Oleh: UMMU Malik   Editor: Eko Haryanto Abu Ziyad


Segala puji hanya untuk Allah Subhanahu wa Ta'ala, shalawat serta salam semoga tercurah kepada Nabi Muhammad Shalallahu'alaihi wa sallam beserta keluarga dan seluruh sahabatnya. Kerap kali manusia mengulang-ulang perkataan ini (iaitu ucapan "Sesungguhnya agama itu mudah"), akan tetapi sebenarnya mereka (tidak menginginkan) dengan ucapan itu, untuk tujuan memuji Islam, atau melunakkan hati (orang yang belum mengerti Islam) dan semisalnya. Yang diinginkan mereka adalah pembenaran terhadap perbuatan mereka yang menyelisihi syari'at. Bagi mereka kalimat itu adalah kalimat haq, namun yang diinginkan dengannya adalah sebuah kebatilan.

Ketika salah seorang diantara kita ingin memperbaiki perbuatan yang menyalahi syari'at, orang-orang yang menyalahi (syari'at itu) berhujjah dengan perkataan mereka: "Islam adalah agama yang mudah". Mereka berusaha mengambil keringanan yang sesuai dengan hawa nafsu mereka, dengan sangkaan bahwa mereka telah menegakkan hujjah bagi orang yang menasehati mereka agar mengikuti syariat yang sesuai dengan Al-Qur'an dan Sunnah.

Orang-orang yang menyelisihi syariat itu hendaknya mengetahui bahwa Islam adalah agama yang mudah. (Akan tetapi maknanya adalah) dengan mengikut keringanan-keringanan yang diberikan Allah Subhanahu wa Ta’ala dan Rasul-Nya kepada kita.

Allah Shubhanahu wa ta'ala dan Rasul-Nya telah memberi keringanan bagi kita, ketika kita memerlukan keringanan itu dan ketika adanya kesulitan dalam mengikuti (melaksanakan perintah) yang sebenarnya.
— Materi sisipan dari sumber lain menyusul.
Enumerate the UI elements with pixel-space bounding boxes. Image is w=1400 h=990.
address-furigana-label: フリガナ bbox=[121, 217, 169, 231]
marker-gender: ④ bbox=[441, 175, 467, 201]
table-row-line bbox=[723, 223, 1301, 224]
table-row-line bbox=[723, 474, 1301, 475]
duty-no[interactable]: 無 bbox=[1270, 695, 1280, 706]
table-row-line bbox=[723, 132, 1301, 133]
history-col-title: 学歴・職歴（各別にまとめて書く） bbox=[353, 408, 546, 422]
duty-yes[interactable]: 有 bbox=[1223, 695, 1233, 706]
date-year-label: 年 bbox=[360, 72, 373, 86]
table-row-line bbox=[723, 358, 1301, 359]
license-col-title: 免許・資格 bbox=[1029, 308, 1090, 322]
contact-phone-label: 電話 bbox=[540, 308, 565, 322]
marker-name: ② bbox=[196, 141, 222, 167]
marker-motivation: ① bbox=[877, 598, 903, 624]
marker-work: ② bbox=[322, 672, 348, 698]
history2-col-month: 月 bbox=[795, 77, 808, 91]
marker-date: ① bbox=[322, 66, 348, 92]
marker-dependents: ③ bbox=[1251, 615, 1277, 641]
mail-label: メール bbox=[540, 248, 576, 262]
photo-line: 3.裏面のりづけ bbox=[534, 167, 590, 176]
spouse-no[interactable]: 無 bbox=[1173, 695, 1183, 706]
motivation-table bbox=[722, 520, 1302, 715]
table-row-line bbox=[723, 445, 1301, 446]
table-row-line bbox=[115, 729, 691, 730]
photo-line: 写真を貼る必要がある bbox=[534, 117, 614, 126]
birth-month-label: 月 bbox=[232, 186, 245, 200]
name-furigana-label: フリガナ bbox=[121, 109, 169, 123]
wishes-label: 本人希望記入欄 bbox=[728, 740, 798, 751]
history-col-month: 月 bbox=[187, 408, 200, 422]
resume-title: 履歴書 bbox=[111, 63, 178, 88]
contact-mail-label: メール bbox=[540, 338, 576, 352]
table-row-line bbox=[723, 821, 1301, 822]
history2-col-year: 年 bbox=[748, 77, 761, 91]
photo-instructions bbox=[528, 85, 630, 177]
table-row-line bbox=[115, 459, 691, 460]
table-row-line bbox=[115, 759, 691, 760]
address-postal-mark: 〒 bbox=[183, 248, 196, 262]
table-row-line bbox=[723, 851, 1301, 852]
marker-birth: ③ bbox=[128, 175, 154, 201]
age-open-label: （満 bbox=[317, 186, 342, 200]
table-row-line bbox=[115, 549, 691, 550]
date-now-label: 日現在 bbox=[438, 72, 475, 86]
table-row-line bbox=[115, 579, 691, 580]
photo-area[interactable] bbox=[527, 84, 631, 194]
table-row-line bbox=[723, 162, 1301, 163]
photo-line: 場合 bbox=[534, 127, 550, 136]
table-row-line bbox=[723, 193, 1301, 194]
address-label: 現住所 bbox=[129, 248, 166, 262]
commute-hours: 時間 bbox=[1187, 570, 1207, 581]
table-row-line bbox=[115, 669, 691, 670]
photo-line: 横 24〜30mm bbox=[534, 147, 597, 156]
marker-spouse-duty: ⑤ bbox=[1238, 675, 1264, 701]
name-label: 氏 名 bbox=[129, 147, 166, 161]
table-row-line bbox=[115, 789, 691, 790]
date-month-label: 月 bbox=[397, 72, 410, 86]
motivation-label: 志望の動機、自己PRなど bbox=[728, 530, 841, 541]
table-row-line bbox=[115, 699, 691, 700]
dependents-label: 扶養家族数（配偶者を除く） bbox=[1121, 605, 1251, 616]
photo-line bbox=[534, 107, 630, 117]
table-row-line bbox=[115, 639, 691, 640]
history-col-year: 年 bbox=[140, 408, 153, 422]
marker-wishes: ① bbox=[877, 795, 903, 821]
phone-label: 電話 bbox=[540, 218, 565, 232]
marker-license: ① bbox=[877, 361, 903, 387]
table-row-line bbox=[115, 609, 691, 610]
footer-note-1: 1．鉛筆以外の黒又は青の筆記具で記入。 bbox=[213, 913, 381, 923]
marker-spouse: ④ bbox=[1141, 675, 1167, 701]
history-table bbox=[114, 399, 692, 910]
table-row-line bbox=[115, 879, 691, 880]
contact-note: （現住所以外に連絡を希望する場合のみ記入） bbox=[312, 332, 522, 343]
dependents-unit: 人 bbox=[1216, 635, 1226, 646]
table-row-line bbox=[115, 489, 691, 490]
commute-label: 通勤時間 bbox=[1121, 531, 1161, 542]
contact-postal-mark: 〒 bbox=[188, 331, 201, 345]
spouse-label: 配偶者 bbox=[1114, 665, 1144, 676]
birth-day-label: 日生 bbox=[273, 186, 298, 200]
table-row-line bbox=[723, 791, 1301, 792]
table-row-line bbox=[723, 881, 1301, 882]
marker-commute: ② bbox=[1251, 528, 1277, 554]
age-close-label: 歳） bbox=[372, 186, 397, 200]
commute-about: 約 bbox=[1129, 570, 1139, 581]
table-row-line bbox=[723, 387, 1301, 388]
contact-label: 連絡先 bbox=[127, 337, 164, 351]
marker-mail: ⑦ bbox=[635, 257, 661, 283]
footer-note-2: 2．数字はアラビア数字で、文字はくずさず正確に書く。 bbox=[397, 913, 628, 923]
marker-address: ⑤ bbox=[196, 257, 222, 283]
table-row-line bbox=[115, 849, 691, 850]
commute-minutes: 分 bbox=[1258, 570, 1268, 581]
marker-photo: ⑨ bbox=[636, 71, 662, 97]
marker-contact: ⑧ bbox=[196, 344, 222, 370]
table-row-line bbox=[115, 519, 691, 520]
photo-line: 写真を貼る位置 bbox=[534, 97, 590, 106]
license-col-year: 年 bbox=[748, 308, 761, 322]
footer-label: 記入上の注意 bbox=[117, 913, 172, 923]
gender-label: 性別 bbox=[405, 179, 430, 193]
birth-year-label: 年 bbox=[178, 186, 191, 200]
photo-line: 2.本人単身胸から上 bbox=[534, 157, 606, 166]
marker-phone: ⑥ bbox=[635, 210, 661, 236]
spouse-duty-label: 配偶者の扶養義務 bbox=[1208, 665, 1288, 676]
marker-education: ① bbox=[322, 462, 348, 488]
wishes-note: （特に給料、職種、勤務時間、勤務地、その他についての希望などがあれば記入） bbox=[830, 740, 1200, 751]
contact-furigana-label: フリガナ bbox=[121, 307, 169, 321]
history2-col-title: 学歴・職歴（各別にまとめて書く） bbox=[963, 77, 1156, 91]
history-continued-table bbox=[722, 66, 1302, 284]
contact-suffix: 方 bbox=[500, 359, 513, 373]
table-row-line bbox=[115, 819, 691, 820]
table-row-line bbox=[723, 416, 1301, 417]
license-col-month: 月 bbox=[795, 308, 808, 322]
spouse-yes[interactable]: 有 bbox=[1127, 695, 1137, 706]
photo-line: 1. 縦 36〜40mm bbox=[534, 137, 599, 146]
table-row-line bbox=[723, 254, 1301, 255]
Asal dari ungkapan "Sesungguhnya agama itu mudah" adalah penggalan kalimat dari hadits Nabi Muhammad Shalallahu 'alaihi wa sallam yang diriwayatkan Abu Hurairah dari Nabi Muhammad Shalallahu' alaihi wa sallam bersabda:

إِنَّ الدِّينَ يُسْرٌ ، وَلَنْ يُشَادَّ الدِّينَ أَحَدٌ إِلاَّ غَلَبَهُ ، فَسَدِّدُوا وَقَارِبُوا وَأَبْشِرُوا ، وَاسْتَعِينُوا بِالْغَدْوَةِ وَالرَّوْحَةِ وَشَىْءٍ مِنَ الدُّلْجَةِ
“Sesungguhnya agama itu mudah, dan sekali-kali tidaklah seseorang memperberat agama melainkan akan dikalahkan, dan (dalam beramal) hendaklah pertengahan (yaitu tidak melebihi dan tidak mengurangi), bergembiralah kalian, serta mohonlah pertolongan (didalam ketaatan kepada Allah) dengan amal-amal kalian pada waktu kalian bersemangat dan giat” (Hadith Riwayat: Bukhari)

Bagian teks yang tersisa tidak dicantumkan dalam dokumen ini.